Working the Night Shift Increases Cancer Risk
Altered circadian rhythm seen to increase aggressive tumor growth.
A recent study found that night shift workers are more likely to develop cancer due to a disruption in the body’s circadian rhythm.
A study published in Cell Metabolism found that disrupting the circadian rhythm can inhibit 2 tumor suppressor genes and can lead to tumor growth. The circadian rhythm is composed of 20,000 nerve cells in the brain called the suprachiasmatic nucleus (SCN), which is located in the hypothalamus.
The SCN receives information from the retina about levels of lightness and darkness, and then sends this information to other cells, according to the study. Researchers found that the gene Bmal1 activates Per2, which then turns on processes regulated by the circadian rhythm such as cell division and metabolism.
The proteins that are encoded by these genes fluctuate throughout the day but stop if light and dark cycles are disrupted, according to the study.
"Cells need the light cue, which is like a reset button for the clock,” said lead author of the study Thales Papagiannakopoulos, PhD. “When you lose that cue, you lose the normal rhythms in every cell in your body.”
In the study, researchers used mouse models of non-small cell lung cancer, and analyzed how different dark and light schedules affected gene activity and tumor growth. In first group, the mice were exposed to a normal light and dark schedules consisting of 12 hours of each.
In the second group, mice were on a jet lag schedule where they were exposed to an additional 8 hours of light every 2 to 3 days. The jet lag group experienced circadian rhythm disruption similar to humans who work night shifts.

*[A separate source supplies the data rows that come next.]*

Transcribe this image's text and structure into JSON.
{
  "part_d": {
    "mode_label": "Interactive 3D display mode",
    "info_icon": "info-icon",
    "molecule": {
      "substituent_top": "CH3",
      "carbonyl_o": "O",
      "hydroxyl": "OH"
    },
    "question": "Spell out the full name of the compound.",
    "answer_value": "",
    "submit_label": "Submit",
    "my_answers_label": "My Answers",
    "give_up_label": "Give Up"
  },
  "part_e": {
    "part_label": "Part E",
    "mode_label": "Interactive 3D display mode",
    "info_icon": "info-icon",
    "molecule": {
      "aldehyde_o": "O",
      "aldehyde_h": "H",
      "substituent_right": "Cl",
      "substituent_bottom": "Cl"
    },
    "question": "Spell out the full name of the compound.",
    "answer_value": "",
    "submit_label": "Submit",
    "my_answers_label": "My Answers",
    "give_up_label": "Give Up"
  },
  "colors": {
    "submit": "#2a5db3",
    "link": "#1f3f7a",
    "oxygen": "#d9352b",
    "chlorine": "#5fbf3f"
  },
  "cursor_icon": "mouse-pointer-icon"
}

Researchers found that mice on the jet lag schedule had faster and more aggressive tumor growth. Next, researchers removed Bmal1 and Per2 from mice, and then exposed them to normal light and dark schedules. They discovered rapid tumor growth.
“If you disrupt these genes in every cell of the body, the light cues that you normally receive do not apply,” Dr Papagiannakopoulos said. “It's a way of taking a molecular hammer and just breaking this clock.”
Investigators discovered that Bmal1 and Per2 genes regulate the production of c-myc, a protein that promotes cancer growth. They then examined samples of human lung tumors, and found low levels of Bmal1 and Per2.
They also discovered low levels of other genes that regulate circadian rhythm. Researchers plan to study whether this may affect other cancers, as well.
“We demonstrate that both physiologic perturbation (jet lag) and genetic mutation of the central circadian clock components decreased survival and promoted lung tumor growth and progression,” Dr Papagiannakopoulos concluded. “Our findings demonstrate that both systemic and somatic disruption of circadian rhythms contribute to cancer progression.”